Sara Hagerty has waded wehrough the murky waters of marital trouble, infertility, financial struggles and coming to face-to-face with a global orphan crisis that shook her theology to its core. Each of these life crises ushered her in to deeper intimacy with God–a journey she catalogues in her book “Every Bitter Thing is Sweet: Tasting the Goodness of God in All Things”–but the end results didn’t make them any less painful in the moment. Here we discuss how she dealt with the depth of her darkest days and what she says are the best (and worst) ways to respond to grieving friends.
RNS: Your book seems to be written for a predominately female audience, but I think there’s something in it for everyone who wrestle with burnout, infertility, financial struggles, marital challenges? Right?
SH: Though it’s written in my voice and through the lens of my story, the opportunity to find God in the pain of unexpected circumstances and the ache of the mundane is universal.
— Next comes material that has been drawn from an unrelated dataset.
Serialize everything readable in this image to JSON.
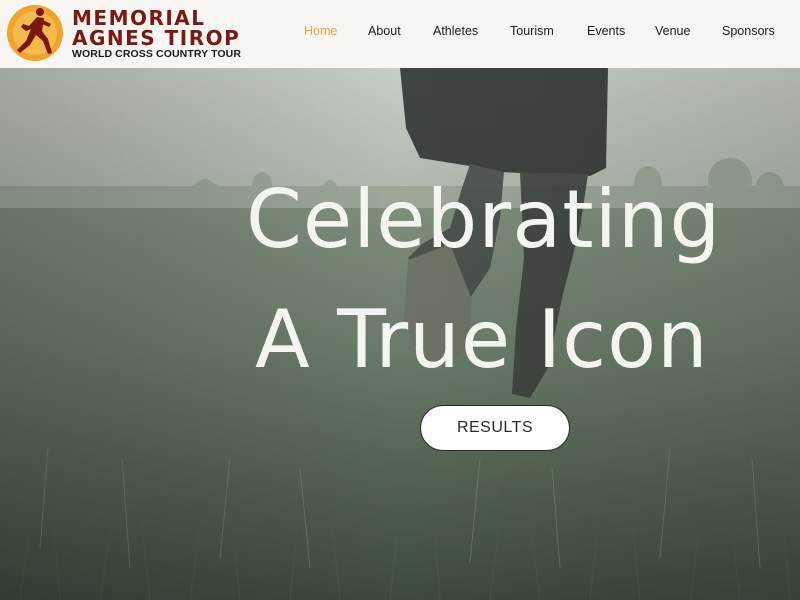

God truly is near to the brokenhearted – a sentiment we toss around but awkwardly fumble to live – and it’s this nearness that changes a person.
RNS: You and your husband, Nate, experienced the struggle of infertility. Talk about how you both experienced that uniquely.
SH: Nate often experienced pain because I was in pain. Not that he didn’t also ache for the baby that we didn’t have, but what throbbed heavier for him was watching me wait. He couldn’t access the part of me that felt like I’d missed a “rite of passage” because my body was barren. He hurt for me.
So Nate lived out the reality of his limitations within a circumstance that he couldn’t change for me. This delay shaped both of us, as we talked to God and studied His Word from within it.
I had to wrestle to discover that God was good—to me—in my barrenness. Nate had to wrestle through seeing God as a tender and near Father—not a distant leader—when he cried out to God on behalf of His wife. And we both had to wait.
RNS: In the midst of this, your husband’s business was struggling and you were facing your own losses. Was it difficult to support one another on your darkest days?
SH: [tweetable]One of the hardest parts of walking through difficulty is what comes up and out of you.[/tweetable] Nate and I saw the worst sides of each other. When everything hurt, our immature, primal instinct was sometimes to hurt each other.
But that’s when we really fell in love—in the dark.
One of the first times I experienced the notion that God didn’t just like me, but that God was wild in love over was a night that I felt God give me His eyes for Nate as he crumbled in front of me after a conflict. As I’m watching my husband through this holy-other perspective, deep love bubbled up within me. I had this thought: “Is this really how God sees a person?”
RNS: Often others don’t know how to support those experiencing great loss. What were the most unhelpful responses you received?
SH: Early on, I was more naïve to how quickly we all reach for a “solution” to others’ problems. I’d tell people my story and then leave myself wide open for unfettered commentary. I almost invited it.
The sound bytes that were harder to forgive—the ones that left a mark—were from well-intentioned friends who thought that what I needed was an answer and not God Himself. I was on a remote footpath with God and these friends communicated to me as if I was lost and all I needed was the map.
And there were those sympathetic ones, wanting me to give up hope for my womb to open for my own sake. But something inside told me to hang onto hope—and Scripture always led me there. I chose to stay in that awkward nexus of hope and the “not yet”.
RNS: What were the best responses?
SH: A friend showed up at my doorstep on possibly the worst Saturday of our multi-year struggle and her first words through the door were: “I’ve come to bring you courage.” She talked to me about God and who God was—for me, right then. She quoted scripture and reminded me of what I didn’t see—the face of this man, Jesus.
Another encouraged me over a cup of tea to start adoring God, through God’s Word. To start speaking God’s Word back to Him. It was so practical that I didn’t expect it to be life changing. But it was.
These friends didn’t try to help me climb out of my circumstances or dismiss them, but pushed me to sit on God’s lap and see a different side of God. They proved to be the best companions in my mess.
RNS: You’ve found the sweetness life’s disappointments, and they driven you to intimacy with God. The risk, I think, is that we want to jump there too quickly. What about those seasons when you didn’t feel God’s nearness?
SH: You’ve hit it with this question. Intimacy—as I grew to understand it—wasn’t a pithy platitude about God or colorful scripture verses plastered on my wall. It was a deep, almost guttural, cry from inside of me to which I finally gave permission. Intimacy was an underground conversation in which I wept at God’s feet.
Talking to God became less about whether I could physically “feel” God near and more about posturing myself as one who was needy. I’d not done that—perhaps ever—when life worked for me.
I realized, in my dark days, that my biggest barrier to intimacy was me. Even if I couldn’t feel God, I’d rarely let myself bleed before Him. That kind of bleeding – alongside the quite literal clinging to God’s Word and what it said about Him – cracked me open to God.